Slop probability increases with context utilisation. As sessions lengthen and context fills with accumulated tool results and history, the model's attention spreads across more tokens and each piece of evidence receives less weight. The "lost in the middle" effect (Liu et al., 2024) compounds this: information in the centre of long context receives less attention, and output gravitates toward generic patterns. Output quality degrades toward vacuity precisely when the situation is most complex and the operator's need for specific analysis is greatest.
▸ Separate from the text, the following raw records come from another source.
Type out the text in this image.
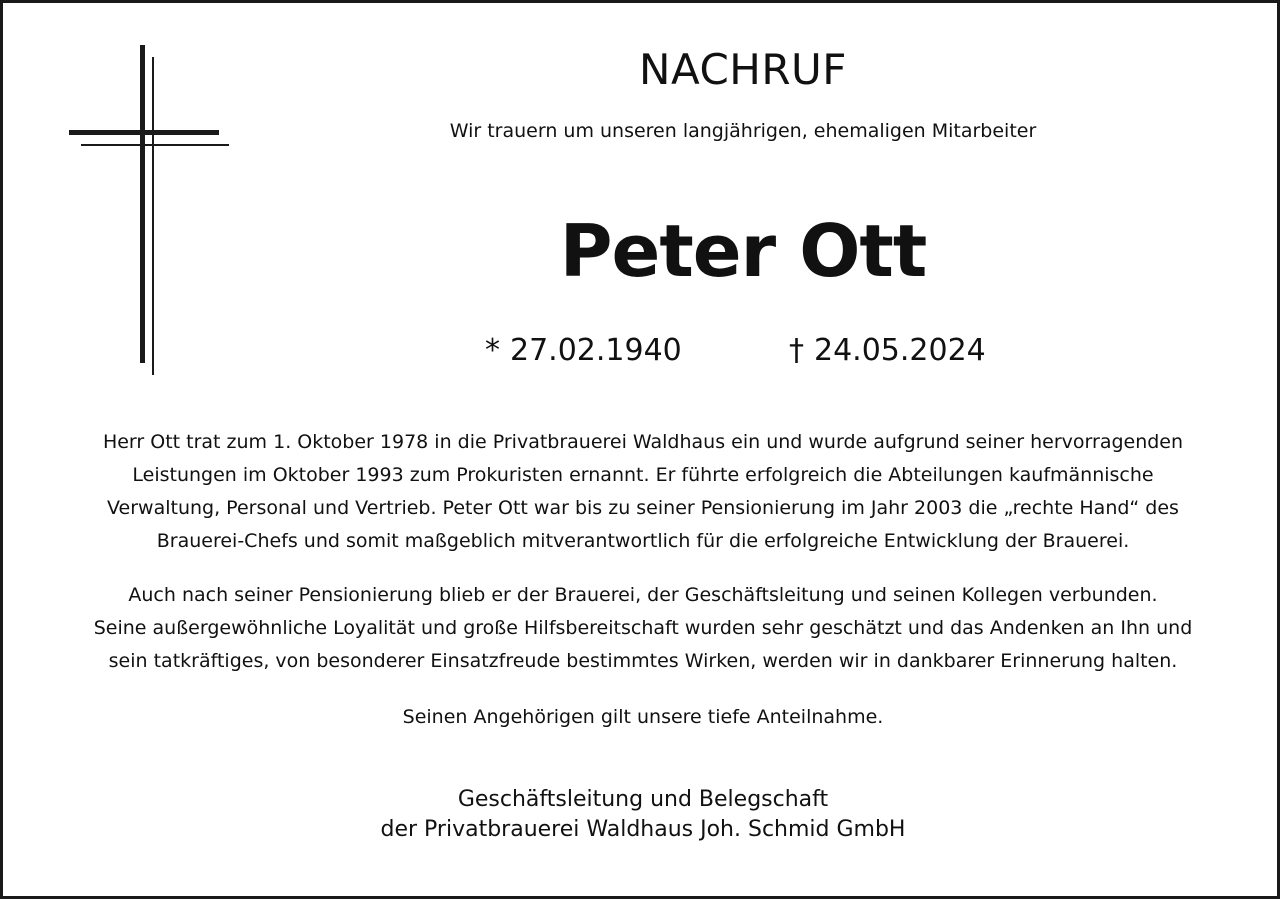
NACHRUF
Wir trauern um unseren langjährigen, ehemaligen Mitarbeiter
Peter Ott
* 27.02.1940	† 24.05.2024

Herr Ott trat zum 1. Oktober 1978 in die Privatbrauerei Waldhaus ein und wurde aufgrund seiner hervorragenden
Leistungen im Oktober 1993 zum Prokuristen ernannt. Er führte erfolgreich die Abteilungen kaufmännische
Verwaltung, Personal und Vertrieb. Peter Ott war bis zu seiner Pensionierung im Jahr 2003 die „rechte Hand“ des
Brauerei-Chefs und somit maßgeblich mitverantwortlich für die erfolgreiche Entwicklung der Brauerei.

Auch nach seiner Pensionierung blieb er der Brauerei, der Geschäftsleitung und seinen Kollegen verbunden.
Seine außergewöhnliche Loyalität und große Hilfsbereitschaft wurden sehr geschätzt und das Andenken an Ihn und
sein tatkräftiges, von besonderer Einsatzfreude bestimmtes Wirken, werden wir in dankbarer Erinnerung halten.

Seinen Angehörigen gilt unsere tiefe Anteilnahme.

Geschäftsleitung und Belegschaft
der Privatbrauerei Waldhaus Joh. Schmid GmbH
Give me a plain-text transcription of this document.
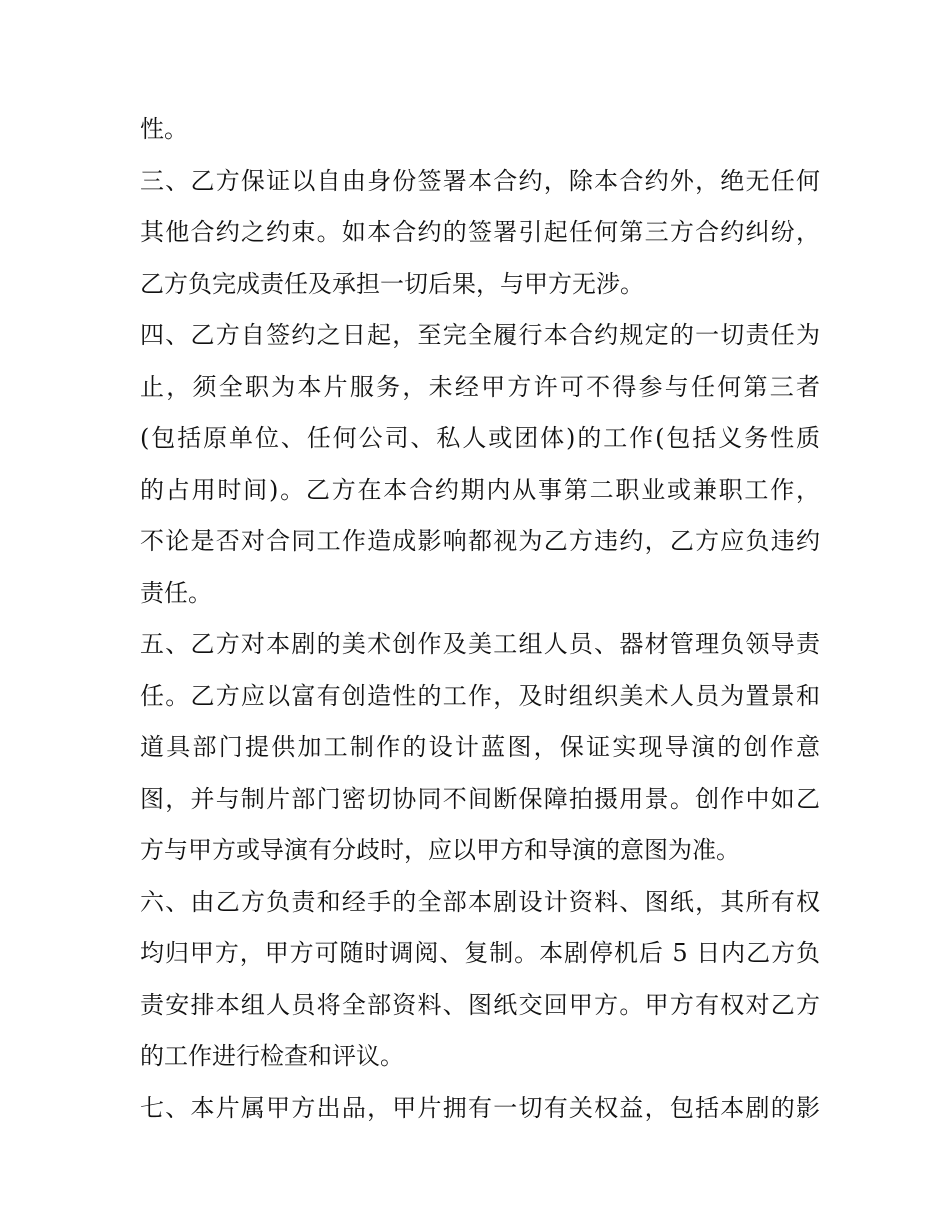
性。
三、乙方保证以自由身份签署本合约，除本合约外，绝无任何
其他合约之约束。如本合约的签署引起任何第三方合约纠纷，
乙方负完成责任及承担一切后果，与甲方无涉。
四、乙方自签约之日起，至完全履行本合约规定的一切责任为
止，须全职为本片服务，未经甲方许可不得参与任何第三者
(包括原单位、任何公司、私人或团体)的工作(包括义务性质
的占用时间)。乙方在本合约期内从事第二职业或兼职工作，
不论是否对合同工作造成影响都视为乙方违约，乙方应负违约
责任。
五、乙方对本剧的美术创作及美工组人员、器材管理负领导责
任。乙方应以富有创造性的工作，及时组织美术人员为置景和
道具部门提供加工制作的设计蓝图，保证实现导演的创作意
图，并与制片部门密切协同不间断保障拍摄用景。创作中如乙
方与甲方或导演有分歧时，应以甲方和导演的意图为准。
六、由乙方负责和经手的全部本剧设计资料、图纸，其所有权
均归甲方，甲方可随时调阅、复制。本剧停机后 5 日内乙方负
责安排本组人员将全部资料、图纸交回甲方。甲方有权对乙方
的工作进行检查和评议。
七、本片属甲方出品，甲片拥有一切有关权益，包括本剧的影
Nuclear Control Room Manifestation

  • Diagnostic assessments listing all textbook causes without discriminating based on current conditions (e.g., "could be instrument drift, thermal-hydraulic change, or controller malfunction" when the RTD recalibration record in context clearly points to instrument drift)
  • Alarm prioritisation narratives restating individual alarm descriptions without synthesising cross-alarm patterns
  • Shift summaries that restate parameters without identifying trends or implications

The Indirect Danger

Vacuity evades detection mechanisms that catch hallucination: it makes no specific falsifiable claim. A KG guardrail cannot flag it, an alert operator cannot refute it, a cross-checking agent cannot contradict it. The harm is indirect but cumulative: operators receiving consistently generic output reduce attention to AI output (the "cry-wolf" effect from alarm management literature, Wickens et al., 2009). This slop-induced disengagement is distinct from automation-bias: rather than over-trusting specific wrong recommendations, operators cease to evaluate recommendations at all.

Mitigations

  • Structured output templates: Require the agent to commit to specific parameter values, specific procedure steps, and specific time frames — not unconstrained prose
  • Novelty filters: Suppress AI output unless it adds information beyond what qualified displays already show
  • Specificity metrics: In the evaluation-harness, measure whether the model discriminates between hypotheses or retreats to generic enumeration
  • Soul prompt design: Prompts demanding explicit evidence citations and hypothesis discrimination elicit less vacuous output than open-ended requests
  • Operator training: Exposure to slop as a recognisable failure pattern. Heuristic: if the AI assessment applies equally well to three different plant conditions, it is not adding value

Interaction with Task Framing

The same model produces highly specific output for narrow, constrained tasks ("what is the Tech Spec limit for RCS cold leg temperature?") and retreats to generic output for broad, ambiguous ones ("assess the current plant status"). Slop is not solely a model property but a joint property of model, prompt, and task.